Hammond's team got the first hint of an unmarked tomb at the end of the excavation season in 1993 when "we were digging a trench for a completely different reason." The trench nicked a patch of limestone lumps and flint flakes, typical of material used to fill in important tombs.

Hammond remembers thinking, "Okay, we've got a tomb, but we've also got a week left." The archaeologists filled in the trench and left.

"I spent three years wondering what it was we were going to uncover," Hammond said.

With support from Boston University, the National Geographic Society and New York philanthropists Raymond and Beverly Sackler, the researchers finally got back to the tomb.

They dug their way down through alternating layers of limestone and flint, which the Maya had arranged like layers in a fancy dessert to fill the shaft leading to the tomb.

The shaft led to a chamber hollowed out in the rock and, when the archaeologists pried open the roof, "We saw just a layer of dirt." Soil had sifted in during the last 15 centuries.

Clearing the soil and probing for jewelry and bones took painstaking effort, much of it with dental picks. "We did this to the accompaniment of tropical storms that flooded the chamber three times," Hammond said.

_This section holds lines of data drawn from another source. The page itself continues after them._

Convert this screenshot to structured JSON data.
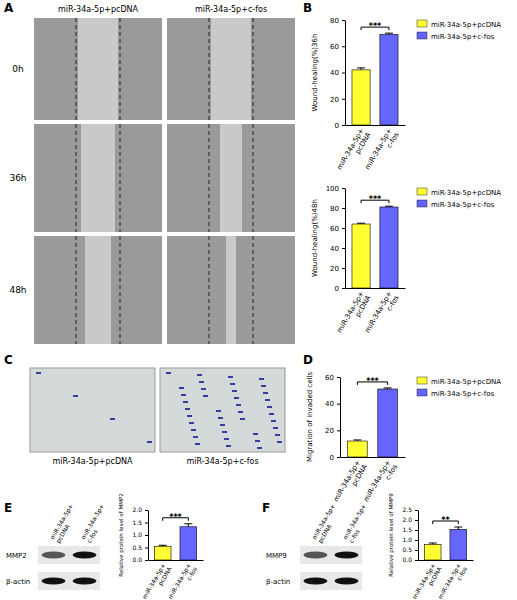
{
  "panel_labels": [
    "A",
    "B",
    "C",
    "D",
    "E",
    "F"
  ],
  "wound_images": {
    "columns": [
      "miR-34a-5p+pcDNA",
      "miR-34a-5p+c-fos"
    ],
    "rows": [
      "0h",
      "36h",
      "48h"
    ]
  },
  "invasion_images": {
    "captions": [
      "miR-34a-5p+pcDNA",
      "miR-34a-5p+c-fos"
    ]
  },
  "blots": [
    {
      "lanes": [
        "miR-34a-5p+pcDNA",
        "miR-34a-5p+c-fos"
      ],
      "proteins": [
        "MMP2",
        "β-actin"
      ]
    },
    {
      "lanes": [
        "miR-34a-5p+pcDNA",
        "miR-34a-5p+c-fos"
      ],
      "proteins": [
        "MMP9",
        "β-actin"
      ]
    }
  ],
  "chart_data": [
    {
      "type": "bar",
      "ylabel": "Wound-healing(%)36h",
      "categories": [
        "miR-34a-5p+pcDNA",
        "miR-34a-5p+c-fos"
      ],
      "values": [
        42,
        69
      ],
      "errors": [
        1.5,
        1.0
      ],
      "colors": [
        "#ffff33",
        "#6666ff"
      ],
      "ylim": [
        0,
        80
      ],
      "yticks": [
        0,
        20,
        40,
        60,
        80
      ],
      "legend": "top-right",
      "annotations": [
        "***"
      ]
    },
    {
      "type": "bar",
      "ylabel": "Wound-healing(%)48h",
      "categories": [
        "miR-34a-5p+pcDNA",
        "miR-34a-5p+c-fos"
      ],
      "values": [
        64,
        81
      ],
      "errors": [
        0.8,
        0.8
      ],
      "colors": [
        "#ffff33",
        "#6666ff"
      ],
      "ylim": [
        0,
        100
      ],
      "yticks": [
        0,
        20,
        40,
        60,
        80,
        100
      ],
      "legend": "top-right",
      "annotations": [
        "***"
      ]
    },
    {
      "type": "bar",
      "ylabel": "Migration of invaded cells",
      "categories": [
        "miR-34a-5p+pcDNA",
        "miR-34a-5p+c-fos"
      ],
      "values": [
        12,
        51
      ],
      "errors": [
        0.8,
        0.8
      ],
      "colors": [
        "#ffff33",
        "#6666ff"
      ],
      "ylim": [
        0,
        60
      ],
      "yticks": [
        0,
        20,
        40,
        60
      ],
      "legend": "top-right",
      "annotations": [
        "***"
      ]
    },
    {
      "type": "bar",
      "ylabel": "Relative protein level of MMP2",
      "categories": [
        "miR-34a-5p+pcDNA",
        "miR-34a-5p+c-fos"
      ],
      "values": [
        0.55,
        1.33
      ],
      "errors": [
        0.04,
        0.12
      ],
      "colors": [
        "#ffff33",
        "#6666ff"
      ],
      "ylim": [
        0,
        2
      ],
      "yticks": [
        {
          "value": 0,
          "label": "0.0"
        },
        {
          "value": 0.5,
          "label": "0.5"
        },
        {
          "value": 1,
          "label": "1.0"
        },
        {
          "value": 1.5,
          "label": "1.5"
        },
        {
          "value": 2,
          "label": "2.0"
        }
      ],
      "annotations": [
        "***"
      ]
    },
    {
      "type": "bar",
      "ylabel": "Relative protein level of MMP9",
      "categories": [
        "miR-34a-5p+pcDNA",
        "miR-34a-5p+c-fos"
      ],
      "values": [
        0.78,
        1.53
      ],
      "errors": [
        0.07,
        0.12
      ],
      "colors": [
        "#ffff33",
        "#6666ff"
      ],
      "ylim": [
        0,
        2.5
      ],
      "yticks": [
        {
          "value": 0,
          "label": "0.0"
        },
        {
          "value": 0.5,
          "label": "0.5"
        },
        {
          "value": 1,
          "label": "1.0"
        },
        {
          "value": 1.5,
          "label": "1.5"
        },
        {
          "value": 2,
          "label": "2.0"
        },
        {
          "value": 2.5,
          "label": "2.5"
        }
      ],
      "annotations": [
        "**"
      ]
    }
  ]
}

In spite of the failing fortunes of La Milpa, "two items were very much first class," Hammond said.

A necklace of large jade beads "a bit like a granny Smith apple" in color and "beautifully matched" lay across the king's chest. From it dangled a carved jade vulture's head, a reference to the Maya symbol for lord or ruler.

At the king's feet lay carved obsidian jewelry called ear spools. "They look like napkin rings," Hammond said.